Justice Hansen

Profile
- Position: Quarterback

Personal information
- Born: January 7, 1995 (age 31) Edmond, Oklahoma, U.S.
- Height: 6 ft 4 in (1.93 m)
- Weight: 218 lb (99 kg)

Career information
- High school: Edmond Santa Fe
- College: Oklahoma (2014) Butler (KS) (2015) Arkansas State (2016–2018)
- NFL draft: 2019: undrafted

Career history
- Saskatchewan Roughriders (2020–2021)*; Panthers Wrocław (2022);
- * Offseason and/or practice squad member only

Awards and highlights
- Sun Belt Player of the Year (2018); Sun Belt Offensive Player of the Year (2017); 2× First-team All-Sun Belt (2017, 2018);

= Justice Hansen (American football) =

American gridiron football player (born 1995)

Justice Hansen (born January 7, 1995) is an American former football quarterback. He played college football for the Butler (KS) Grizzlies and the Arkansas State Red Wolves.

==Early life==
Hansen attended the Edmond Santa Fe High School in Edmond, Oklahoma. He committed to the University of Oklahoma to play college football.

==College career==
Hansen redshirted his only season at Oklahoma in 2014.

In 2015, as a redshirt freshman, he transferred to Butler Community College. In his only year at Butler he played in nine games, completing 163 of 211 passes for 1,694 yards and 12 touchdowns. After the 2015 season, Hansen transferred to Arkansas State University.

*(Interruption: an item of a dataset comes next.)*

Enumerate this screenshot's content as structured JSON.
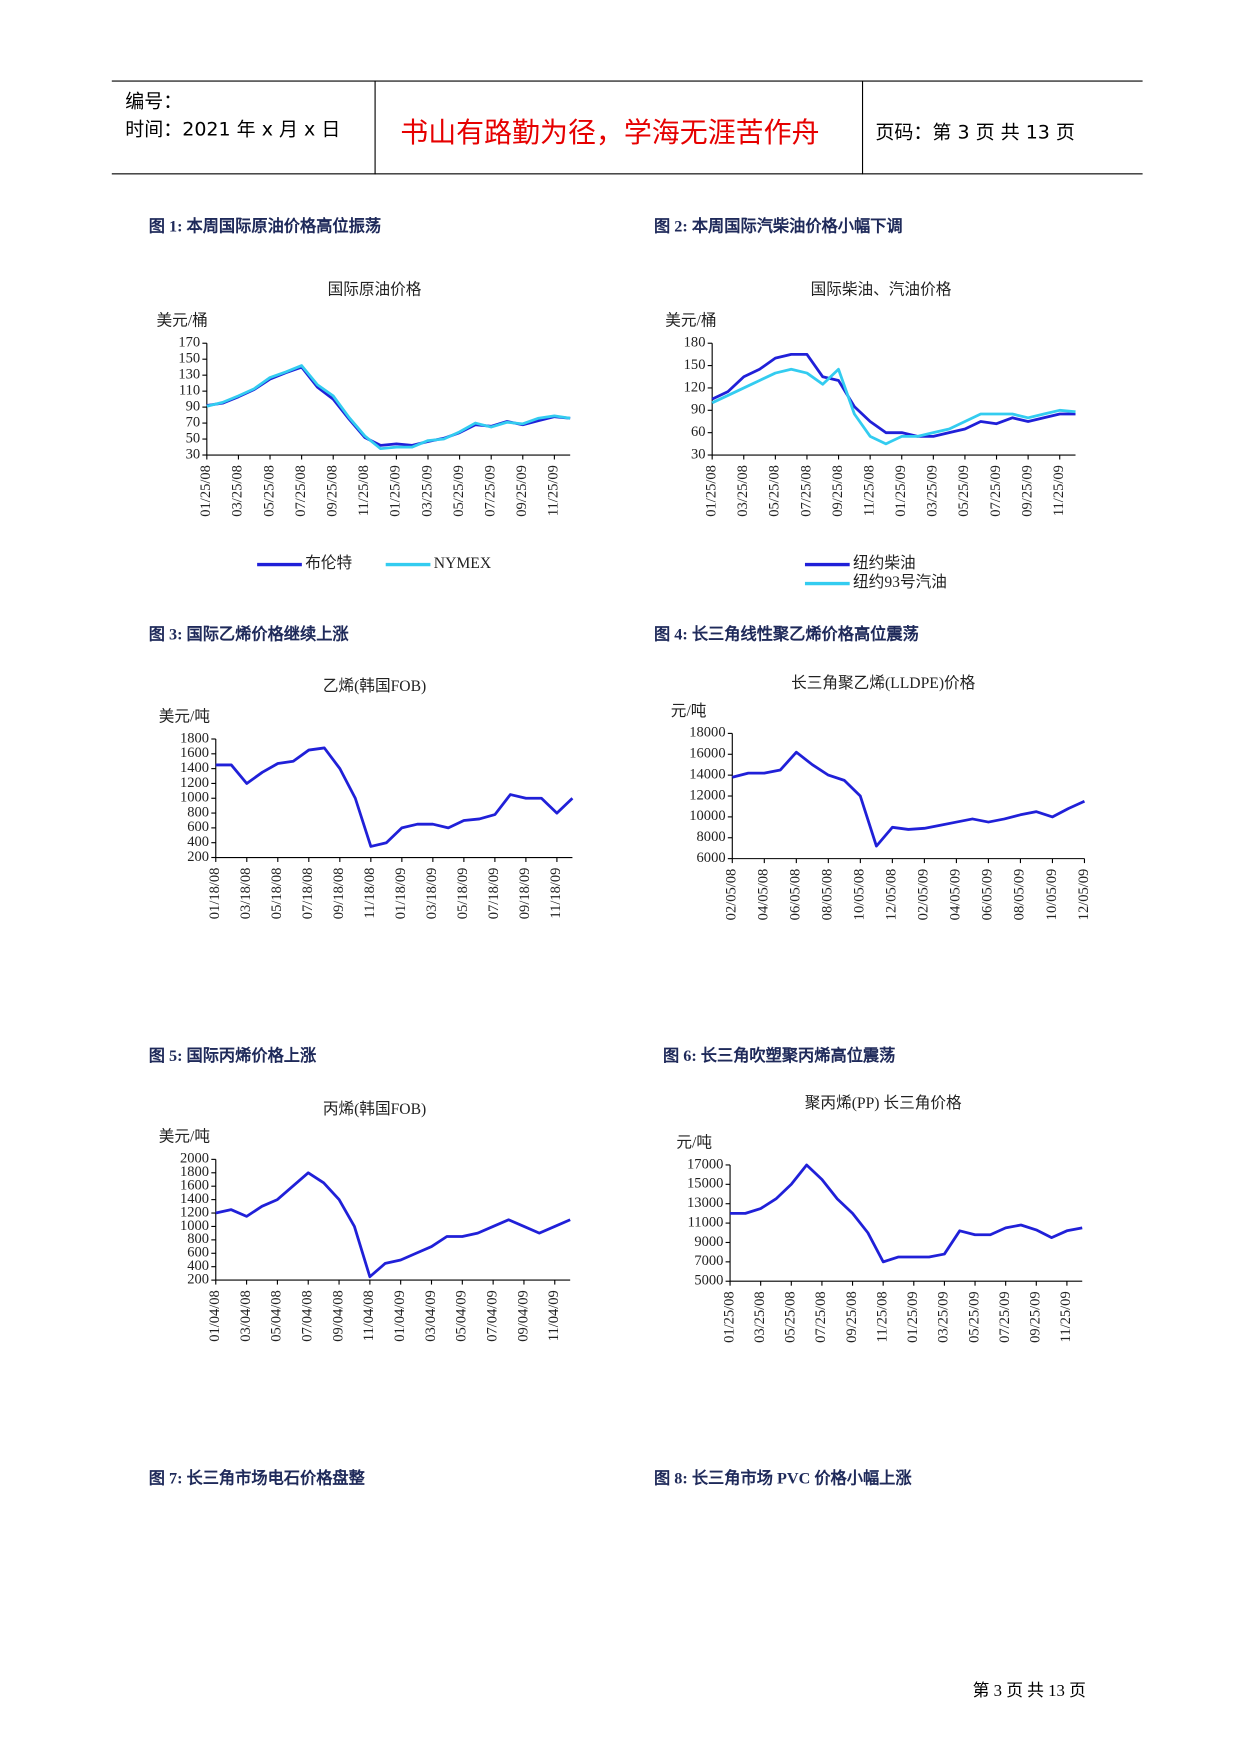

In 2016, as a redshirt sophomore, he began his career at Arkansas State. He began as the backup to starting quarterback Chad Voytik, but later took over as the starter after the first game of the season and completed 197 of 340 passes for 2,719 yards with 19 touchdowns and eight interceptions.

In 2017, as a redshirt junior, he completed 305 of 487 passes for 3,967 yards, 37 touchdowns and 16 interceptions.He had problems with turnovers, as he threw 4 interceptions in a 43-25 win at Georgia Southern and a 24-19 loss at South Alabama.

In 2018, as a redshirt senior, he led Arkansas State to an 8-5 record, completed 286 of 434 passes for 3,447 yards, 27 touchdowns and 9 interceptions, and was named the Sun Belt Player of the Year, but he had a couple bad performances, throwing for three interceptions in losses to Appalachian State, 35-9 at home, and Nevada, 16-13, in the 2018 Arizona Bowl.

==Professional career==
In May 2019, after going undrafted in the 2019 NFL draft, he attended the Los Angeles Chargers 2019 rookie minicamp but did not get offered a contract.

On December 23, 2019, he signed with the Saskatchewan Roughriders of the Canadian Football League (CFL). He was released on February 19, 2021.

In November 2021, he was signed by Panthers Wrocław of the European League of Football (ELF) for the 2022 season.